Não é que antes nunca houvesse alegria e boas notícias, e agora só haja motivos de júbilo. Também não é preciso acompanhar a sensibilidade do momento, ao ritmo das crises neuróticas do mundo. A Igreja não tem de ser previsível e de facto, nos tempos que correm, tem uma mensagem totalmente inesperada: Deus ama-nos com loucura.

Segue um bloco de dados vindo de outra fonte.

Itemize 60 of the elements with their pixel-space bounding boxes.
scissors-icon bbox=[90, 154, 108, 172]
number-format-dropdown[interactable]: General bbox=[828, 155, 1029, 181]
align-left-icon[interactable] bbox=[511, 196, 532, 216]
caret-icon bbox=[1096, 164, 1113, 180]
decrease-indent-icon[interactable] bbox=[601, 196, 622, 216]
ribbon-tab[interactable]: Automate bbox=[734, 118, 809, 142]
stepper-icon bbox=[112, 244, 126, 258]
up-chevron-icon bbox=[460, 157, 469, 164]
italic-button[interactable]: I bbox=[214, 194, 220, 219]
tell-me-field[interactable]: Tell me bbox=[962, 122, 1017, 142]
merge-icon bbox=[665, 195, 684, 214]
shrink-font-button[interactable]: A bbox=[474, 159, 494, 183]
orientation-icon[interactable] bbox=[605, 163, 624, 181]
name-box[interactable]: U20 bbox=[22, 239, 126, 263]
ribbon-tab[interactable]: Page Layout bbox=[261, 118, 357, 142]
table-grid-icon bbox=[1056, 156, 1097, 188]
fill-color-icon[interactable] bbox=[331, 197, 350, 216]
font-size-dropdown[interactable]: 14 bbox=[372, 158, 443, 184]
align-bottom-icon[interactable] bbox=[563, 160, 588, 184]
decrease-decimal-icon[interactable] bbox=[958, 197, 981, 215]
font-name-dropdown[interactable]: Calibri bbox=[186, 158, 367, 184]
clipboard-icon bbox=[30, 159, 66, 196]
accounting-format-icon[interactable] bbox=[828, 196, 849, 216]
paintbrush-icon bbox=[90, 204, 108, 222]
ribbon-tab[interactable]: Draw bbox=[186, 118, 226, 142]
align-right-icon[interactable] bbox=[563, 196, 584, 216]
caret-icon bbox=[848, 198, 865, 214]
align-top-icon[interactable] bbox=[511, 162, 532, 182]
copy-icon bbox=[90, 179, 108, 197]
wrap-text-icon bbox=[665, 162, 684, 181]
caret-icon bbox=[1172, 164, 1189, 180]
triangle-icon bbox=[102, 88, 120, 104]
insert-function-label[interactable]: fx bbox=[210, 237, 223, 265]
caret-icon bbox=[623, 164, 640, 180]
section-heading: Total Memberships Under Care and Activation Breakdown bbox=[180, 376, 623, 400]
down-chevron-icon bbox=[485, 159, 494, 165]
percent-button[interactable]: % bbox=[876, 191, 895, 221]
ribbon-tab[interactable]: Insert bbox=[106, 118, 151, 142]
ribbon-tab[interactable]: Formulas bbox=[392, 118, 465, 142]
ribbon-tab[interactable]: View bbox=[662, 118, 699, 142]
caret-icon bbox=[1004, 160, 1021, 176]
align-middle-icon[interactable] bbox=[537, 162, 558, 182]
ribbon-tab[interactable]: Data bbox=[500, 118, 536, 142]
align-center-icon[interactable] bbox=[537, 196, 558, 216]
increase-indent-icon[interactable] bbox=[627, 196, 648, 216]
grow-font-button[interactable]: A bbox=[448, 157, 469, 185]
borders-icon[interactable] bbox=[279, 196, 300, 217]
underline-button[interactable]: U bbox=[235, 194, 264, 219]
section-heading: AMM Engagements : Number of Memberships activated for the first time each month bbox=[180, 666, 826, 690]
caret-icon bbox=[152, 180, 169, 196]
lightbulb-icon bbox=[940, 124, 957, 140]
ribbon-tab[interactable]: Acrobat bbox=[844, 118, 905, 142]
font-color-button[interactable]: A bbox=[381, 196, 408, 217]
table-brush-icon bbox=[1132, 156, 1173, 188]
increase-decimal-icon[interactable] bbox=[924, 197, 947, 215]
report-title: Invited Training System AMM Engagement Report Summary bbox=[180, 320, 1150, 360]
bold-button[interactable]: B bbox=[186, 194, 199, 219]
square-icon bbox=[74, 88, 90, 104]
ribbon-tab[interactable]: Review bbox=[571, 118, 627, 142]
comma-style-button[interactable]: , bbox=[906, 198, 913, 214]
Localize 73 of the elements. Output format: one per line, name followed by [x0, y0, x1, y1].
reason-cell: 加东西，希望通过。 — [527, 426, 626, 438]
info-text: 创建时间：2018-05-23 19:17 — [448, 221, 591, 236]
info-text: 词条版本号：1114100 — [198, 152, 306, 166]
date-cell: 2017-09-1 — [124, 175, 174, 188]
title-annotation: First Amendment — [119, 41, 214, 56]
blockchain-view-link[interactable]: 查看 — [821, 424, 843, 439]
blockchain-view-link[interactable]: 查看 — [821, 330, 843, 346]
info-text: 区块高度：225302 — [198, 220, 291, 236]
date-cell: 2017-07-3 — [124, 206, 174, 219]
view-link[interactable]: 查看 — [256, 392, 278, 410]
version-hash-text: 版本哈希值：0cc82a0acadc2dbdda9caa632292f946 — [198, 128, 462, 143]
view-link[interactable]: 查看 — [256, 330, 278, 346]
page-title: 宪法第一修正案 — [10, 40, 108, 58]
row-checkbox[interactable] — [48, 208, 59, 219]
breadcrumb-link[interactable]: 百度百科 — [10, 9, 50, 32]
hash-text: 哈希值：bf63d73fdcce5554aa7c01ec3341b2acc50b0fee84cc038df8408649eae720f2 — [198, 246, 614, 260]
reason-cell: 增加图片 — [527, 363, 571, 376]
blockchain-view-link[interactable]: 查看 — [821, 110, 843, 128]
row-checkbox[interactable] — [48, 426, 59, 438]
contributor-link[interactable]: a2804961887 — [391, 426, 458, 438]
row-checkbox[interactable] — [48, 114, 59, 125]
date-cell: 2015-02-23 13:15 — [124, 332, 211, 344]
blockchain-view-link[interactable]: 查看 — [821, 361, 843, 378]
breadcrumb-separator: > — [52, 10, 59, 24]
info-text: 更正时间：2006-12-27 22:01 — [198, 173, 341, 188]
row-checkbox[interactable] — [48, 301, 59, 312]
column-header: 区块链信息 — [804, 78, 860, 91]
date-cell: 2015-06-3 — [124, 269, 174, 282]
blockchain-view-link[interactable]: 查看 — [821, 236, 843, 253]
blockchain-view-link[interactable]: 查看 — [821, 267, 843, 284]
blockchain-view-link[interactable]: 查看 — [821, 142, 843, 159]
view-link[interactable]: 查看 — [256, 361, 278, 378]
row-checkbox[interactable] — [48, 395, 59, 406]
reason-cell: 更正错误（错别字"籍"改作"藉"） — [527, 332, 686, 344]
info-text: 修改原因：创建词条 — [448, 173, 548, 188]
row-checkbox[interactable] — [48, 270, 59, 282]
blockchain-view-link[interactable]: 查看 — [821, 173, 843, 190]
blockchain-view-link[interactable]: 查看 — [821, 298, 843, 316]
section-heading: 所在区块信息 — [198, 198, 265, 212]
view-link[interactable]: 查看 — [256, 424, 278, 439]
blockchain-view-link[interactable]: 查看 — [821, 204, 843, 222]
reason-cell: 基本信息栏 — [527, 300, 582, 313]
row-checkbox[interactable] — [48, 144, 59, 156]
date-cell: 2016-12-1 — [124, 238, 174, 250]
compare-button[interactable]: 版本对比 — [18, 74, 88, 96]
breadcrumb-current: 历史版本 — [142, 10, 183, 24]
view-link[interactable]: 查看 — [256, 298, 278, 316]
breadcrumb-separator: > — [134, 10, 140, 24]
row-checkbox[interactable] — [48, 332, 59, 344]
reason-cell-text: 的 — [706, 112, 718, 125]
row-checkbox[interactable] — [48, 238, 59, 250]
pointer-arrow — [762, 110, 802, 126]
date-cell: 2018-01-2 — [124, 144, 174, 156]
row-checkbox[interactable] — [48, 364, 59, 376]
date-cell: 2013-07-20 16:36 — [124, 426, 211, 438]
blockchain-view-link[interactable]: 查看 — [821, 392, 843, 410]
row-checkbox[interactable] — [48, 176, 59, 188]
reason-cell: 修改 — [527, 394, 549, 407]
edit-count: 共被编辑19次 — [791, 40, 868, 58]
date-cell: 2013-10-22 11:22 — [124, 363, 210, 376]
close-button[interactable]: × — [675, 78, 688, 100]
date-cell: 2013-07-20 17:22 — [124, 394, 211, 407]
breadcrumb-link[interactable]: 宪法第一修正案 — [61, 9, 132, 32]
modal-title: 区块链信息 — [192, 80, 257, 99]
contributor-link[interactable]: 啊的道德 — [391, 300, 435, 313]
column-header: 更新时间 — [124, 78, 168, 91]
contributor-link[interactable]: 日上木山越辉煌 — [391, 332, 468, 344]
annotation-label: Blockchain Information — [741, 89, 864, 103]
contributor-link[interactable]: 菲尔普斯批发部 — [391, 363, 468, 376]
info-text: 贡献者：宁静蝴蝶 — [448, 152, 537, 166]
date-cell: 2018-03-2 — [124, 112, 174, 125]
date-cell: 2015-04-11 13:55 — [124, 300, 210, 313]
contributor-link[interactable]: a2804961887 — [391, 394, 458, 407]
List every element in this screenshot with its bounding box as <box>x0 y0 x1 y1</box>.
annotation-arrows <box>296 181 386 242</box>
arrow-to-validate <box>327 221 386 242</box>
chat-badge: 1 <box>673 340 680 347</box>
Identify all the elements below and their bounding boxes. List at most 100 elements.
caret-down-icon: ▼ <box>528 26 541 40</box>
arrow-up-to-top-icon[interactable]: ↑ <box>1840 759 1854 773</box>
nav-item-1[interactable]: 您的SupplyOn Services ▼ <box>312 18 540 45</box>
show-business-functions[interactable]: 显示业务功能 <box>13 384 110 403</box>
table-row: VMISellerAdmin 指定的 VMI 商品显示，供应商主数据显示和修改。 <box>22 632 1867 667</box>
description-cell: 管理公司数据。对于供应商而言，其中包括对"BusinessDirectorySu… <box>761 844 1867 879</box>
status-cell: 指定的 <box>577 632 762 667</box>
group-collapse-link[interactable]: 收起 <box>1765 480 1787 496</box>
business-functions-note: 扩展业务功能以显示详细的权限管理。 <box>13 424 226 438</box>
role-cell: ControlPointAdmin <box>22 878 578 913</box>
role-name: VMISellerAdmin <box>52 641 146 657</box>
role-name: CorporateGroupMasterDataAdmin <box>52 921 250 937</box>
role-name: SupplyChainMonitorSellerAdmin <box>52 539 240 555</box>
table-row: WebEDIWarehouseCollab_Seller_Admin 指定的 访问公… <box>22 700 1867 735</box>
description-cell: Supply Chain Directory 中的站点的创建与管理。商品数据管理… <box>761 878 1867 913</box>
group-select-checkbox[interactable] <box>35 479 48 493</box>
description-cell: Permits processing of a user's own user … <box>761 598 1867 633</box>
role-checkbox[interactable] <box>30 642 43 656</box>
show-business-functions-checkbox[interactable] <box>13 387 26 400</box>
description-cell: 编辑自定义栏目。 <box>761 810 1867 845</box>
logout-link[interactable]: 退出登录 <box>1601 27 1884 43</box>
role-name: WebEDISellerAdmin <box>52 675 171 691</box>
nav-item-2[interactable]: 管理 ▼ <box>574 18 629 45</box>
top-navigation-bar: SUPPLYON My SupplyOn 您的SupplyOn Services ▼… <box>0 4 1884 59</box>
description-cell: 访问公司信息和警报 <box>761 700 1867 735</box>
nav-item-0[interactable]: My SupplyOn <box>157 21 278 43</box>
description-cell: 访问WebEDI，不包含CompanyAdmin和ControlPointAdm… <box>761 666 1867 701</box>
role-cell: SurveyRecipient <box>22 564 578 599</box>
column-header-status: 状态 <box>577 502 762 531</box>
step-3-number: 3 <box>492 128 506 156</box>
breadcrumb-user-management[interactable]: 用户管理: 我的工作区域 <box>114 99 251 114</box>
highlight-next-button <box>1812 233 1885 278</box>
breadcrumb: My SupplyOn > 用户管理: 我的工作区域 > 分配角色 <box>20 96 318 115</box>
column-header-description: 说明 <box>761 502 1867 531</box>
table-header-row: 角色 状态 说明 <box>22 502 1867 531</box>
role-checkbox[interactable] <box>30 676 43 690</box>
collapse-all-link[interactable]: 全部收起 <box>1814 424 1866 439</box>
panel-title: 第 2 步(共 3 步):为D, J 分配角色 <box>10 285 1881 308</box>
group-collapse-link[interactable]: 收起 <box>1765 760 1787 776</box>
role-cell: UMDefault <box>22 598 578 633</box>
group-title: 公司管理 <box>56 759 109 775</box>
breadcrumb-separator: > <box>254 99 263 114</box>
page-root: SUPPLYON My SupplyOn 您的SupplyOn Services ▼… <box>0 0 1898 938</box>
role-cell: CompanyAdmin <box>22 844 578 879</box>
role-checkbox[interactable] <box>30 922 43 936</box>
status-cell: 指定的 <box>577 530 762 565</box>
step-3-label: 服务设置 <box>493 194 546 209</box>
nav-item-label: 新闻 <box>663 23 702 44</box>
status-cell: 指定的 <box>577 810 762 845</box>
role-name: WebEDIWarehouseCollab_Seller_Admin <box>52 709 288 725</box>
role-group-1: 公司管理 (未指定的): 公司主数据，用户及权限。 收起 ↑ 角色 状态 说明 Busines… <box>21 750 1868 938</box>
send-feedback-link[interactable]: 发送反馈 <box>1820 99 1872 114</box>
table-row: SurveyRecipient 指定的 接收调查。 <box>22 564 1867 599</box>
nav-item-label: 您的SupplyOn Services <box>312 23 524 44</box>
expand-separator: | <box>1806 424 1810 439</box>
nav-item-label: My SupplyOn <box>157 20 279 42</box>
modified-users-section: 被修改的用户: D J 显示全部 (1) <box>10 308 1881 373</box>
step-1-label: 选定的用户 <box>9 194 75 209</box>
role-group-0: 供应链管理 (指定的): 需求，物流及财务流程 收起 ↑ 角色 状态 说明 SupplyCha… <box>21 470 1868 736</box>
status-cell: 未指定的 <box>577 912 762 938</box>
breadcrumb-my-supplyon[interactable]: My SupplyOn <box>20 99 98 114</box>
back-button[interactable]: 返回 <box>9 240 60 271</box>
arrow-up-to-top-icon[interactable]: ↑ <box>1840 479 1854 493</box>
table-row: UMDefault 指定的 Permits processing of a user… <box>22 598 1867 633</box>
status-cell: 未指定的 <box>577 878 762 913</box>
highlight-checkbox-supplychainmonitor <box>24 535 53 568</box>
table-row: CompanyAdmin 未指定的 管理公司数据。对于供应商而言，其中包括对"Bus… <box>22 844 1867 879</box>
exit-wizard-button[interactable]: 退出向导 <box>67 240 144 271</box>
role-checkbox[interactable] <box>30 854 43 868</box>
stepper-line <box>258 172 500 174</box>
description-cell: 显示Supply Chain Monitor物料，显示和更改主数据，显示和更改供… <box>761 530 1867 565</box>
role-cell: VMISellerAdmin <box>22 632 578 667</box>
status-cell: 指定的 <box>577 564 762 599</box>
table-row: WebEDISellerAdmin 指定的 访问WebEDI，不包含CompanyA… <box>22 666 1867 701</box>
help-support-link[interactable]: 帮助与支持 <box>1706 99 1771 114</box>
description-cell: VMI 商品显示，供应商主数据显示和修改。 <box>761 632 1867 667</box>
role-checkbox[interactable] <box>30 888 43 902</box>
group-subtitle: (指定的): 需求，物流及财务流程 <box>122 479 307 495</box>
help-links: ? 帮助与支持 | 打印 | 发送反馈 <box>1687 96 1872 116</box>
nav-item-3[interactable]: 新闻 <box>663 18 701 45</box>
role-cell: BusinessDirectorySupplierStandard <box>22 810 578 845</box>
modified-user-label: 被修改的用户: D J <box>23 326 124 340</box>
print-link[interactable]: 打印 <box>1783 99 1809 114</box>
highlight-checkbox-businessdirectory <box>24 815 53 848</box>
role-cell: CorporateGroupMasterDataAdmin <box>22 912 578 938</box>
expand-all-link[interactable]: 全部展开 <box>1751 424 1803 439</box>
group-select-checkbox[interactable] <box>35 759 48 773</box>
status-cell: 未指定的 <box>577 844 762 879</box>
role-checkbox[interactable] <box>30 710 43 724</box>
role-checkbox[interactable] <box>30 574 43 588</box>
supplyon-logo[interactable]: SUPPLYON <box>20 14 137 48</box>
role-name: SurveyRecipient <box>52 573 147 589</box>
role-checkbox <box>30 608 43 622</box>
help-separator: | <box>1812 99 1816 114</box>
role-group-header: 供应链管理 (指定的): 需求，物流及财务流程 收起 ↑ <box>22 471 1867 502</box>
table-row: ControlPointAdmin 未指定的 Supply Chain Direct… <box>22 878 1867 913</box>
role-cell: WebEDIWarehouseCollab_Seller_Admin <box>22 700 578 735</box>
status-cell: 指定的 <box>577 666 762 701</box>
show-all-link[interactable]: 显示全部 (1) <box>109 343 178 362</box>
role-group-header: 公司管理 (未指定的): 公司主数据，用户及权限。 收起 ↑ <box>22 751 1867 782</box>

Talvez a nossa sociedade seja como aquela mulher adúltera, completamente desorientada na vida, apanhada em adultério, que jaz estendida no chão. Nosso Senhor olha-a com ternura, compreende-a e oferece-lhe uma novidade imprevista, que muda tudo: Deus perdoa, defende-a, nunca deixou de a amar. Independentemente do que aconteceu, é hora de recomeçar.

O Papa Francisco preferiu comparar a nossa sociedade como a tragédia dos feridos amontoados depois de uma batalha: “vejo a Igreja como um hospital de campanha depois de uma batalha”. Talvez o conceito corresponda à imagem da mulher adúltera, mas temperado com a simpatia santa do Papa.